Sua vida continuou. Seu pai
nem perguntou. Os escoteiros nada disseram e nem perguntaram, amavam seu Chefe
e sabiam que ele nunca tomava decisões erradas. Sua vida mudou. Madalena era
uma mulher perfeita. Cuidava da casa. Fazia tudo. Os olhos de seu pai brilhavam
quando ela sorria para ele. A cidade inteira comentando. E a Tropa? Alguns pais
querendo tirar os filhos. Os comentários não eram bons. Uma mulher da vida, só
podia ser.
Paulo Tostes resolveu casar
com Madalena. Ela disse não. Por quê? Você não tem ninguém. – Ela chorando contou
a verdade. Fora mulher de vida na capital. Gostava de um soldado. Ele prometeu
casar com ela. Morreu em tiroteio com bandidos. Chorou muito e o pior, pegou AIDS.
Sim, isto mesmo! Ainda em fase inicial. Ele
manteve seu pedido. Não importa. Quero você como minha mulher. Casaram-se na Igreja
de São Judas Tadeu. Cerimônia simples. Ele uma vizinha e as três patrulhas
escoteiras. Casou de uniforme.
Ela feliz. Sorria. Viveram
muitos anos. Madalena se tornou Akelá. Os lobinhos adoravam sua Chefe. Paulo
Tostes e Lena nunca fizeram sexo. Era um amor diferente. Madalena morreu com
quarenta e oito anos. No seu velório três patrulhas um Chefe e uma vizinha.

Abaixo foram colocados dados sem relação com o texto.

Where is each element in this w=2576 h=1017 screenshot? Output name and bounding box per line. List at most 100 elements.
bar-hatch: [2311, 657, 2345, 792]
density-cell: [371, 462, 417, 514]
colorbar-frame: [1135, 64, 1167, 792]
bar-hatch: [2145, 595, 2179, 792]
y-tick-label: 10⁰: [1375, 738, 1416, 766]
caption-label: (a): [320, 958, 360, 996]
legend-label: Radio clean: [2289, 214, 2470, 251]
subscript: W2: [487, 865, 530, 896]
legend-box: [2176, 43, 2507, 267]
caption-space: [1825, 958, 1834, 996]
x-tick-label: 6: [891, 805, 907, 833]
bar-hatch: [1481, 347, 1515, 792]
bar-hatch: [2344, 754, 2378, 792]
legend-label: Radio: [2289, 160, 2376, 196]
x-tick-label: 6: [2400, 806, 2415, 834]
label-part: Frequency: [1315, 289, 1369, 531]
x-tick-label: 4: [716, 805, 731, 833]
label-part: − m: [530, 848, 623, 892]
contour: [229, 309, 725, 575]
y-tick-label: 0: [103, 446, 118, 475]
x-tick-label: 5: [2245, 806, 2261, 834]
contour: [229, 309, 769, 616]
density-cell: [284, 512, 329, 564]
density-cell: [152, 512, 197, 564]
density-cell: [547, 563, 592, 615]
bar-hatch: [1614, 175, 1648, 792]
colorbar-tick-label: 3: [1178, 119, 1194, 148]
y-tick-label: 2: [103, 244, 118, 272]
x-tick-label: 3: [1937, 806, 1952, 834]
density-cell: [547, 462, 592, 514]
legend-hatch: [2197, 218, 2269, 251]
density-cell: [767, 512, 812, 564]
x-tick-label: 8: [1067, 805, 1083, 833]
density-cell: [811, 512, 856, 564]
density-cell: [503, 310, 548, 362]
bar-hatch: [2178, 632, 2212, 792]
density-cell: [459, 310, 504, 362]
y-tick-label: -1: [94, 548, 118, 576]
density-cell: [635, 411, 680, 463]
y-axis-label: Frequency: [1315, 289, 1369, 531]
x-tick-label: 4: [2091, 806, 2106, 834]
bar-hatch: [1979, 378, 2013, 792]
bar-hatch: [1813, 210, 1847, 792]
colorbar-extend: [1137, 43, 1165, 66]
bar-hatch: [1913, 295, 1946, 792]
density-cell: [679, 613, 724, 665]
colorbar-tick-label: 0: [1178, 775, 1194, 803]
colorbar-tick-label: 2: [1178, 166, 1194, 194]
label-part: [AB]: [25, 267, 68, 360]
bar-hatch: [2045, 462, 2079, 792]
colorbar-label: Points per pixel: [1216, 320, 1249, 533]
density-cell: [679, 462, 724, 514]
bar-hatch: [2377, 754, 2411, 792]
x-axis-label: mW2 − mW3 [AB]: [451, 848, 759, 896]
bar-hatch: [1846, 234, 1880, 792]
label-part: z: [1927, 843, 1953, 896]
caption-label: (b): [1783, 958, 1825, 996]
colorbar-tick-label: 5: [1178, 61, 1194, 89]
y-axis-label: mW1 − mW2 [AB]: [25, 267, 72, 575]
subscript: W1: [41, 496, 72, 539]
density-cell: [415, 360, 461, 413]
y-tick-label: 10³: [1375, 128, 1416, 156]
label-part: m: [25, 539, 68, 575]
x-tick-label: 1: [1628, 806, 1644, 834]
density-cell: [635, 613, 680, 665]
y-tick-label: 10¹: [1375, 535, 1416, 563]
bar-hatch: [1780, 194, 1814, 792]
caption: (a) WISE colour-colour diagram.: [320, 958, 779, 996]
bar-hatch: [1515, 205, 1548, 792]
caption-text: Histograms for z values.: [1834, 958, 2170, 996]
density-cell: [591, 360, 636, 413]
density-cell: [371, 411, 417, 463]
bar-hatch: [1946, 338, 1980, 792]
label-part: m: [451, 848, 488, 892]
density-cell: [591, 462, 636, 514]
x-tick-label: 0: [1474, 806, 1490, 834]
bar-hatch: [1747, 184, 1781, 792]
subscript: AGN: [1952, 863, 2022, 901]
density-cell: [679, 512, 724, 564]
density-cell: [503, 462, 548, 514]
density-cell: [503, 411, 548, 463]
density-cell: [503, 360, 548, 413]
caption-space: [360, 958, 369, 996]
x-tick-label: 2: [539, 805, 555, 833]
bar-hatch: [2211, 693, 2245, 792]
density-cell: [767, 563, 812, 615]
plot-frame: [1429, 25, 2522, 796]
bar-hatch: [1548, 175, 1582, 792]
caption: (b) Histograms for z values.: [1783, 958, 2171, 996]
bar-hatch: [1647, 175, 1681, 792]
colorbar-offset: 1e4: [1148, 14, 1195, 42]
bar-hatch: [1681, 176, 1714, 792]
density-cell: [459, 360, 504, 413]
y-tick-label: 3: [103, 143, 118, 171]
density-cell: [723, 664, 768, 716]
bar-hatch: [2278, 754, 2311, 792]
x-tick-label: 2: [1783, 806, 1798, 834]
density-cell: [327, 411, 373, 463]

Dizem que virou santa. Não sei. Mas seus lobinhos hoje homens feitos nunca
esqueceram a Chefe que tiveram. Paulo Tostes chorou por muitos anos. Morreu com
sessenta e quatro anos vítima de um tumor no pulmão. Porque se nunca fizeram
sexo?
Conheci ambos. Sempre quando
vou a Lua Verde não deixo de fazer uma visita ao tumulo dos dois. Lado a lado.
Escreveram uma lápide simples. Nem sei quem escreveu. – “Aqui jaz, dois amantes
que nunca foram. Amaram o escotismo e com ele viverão para sempre no céu!”.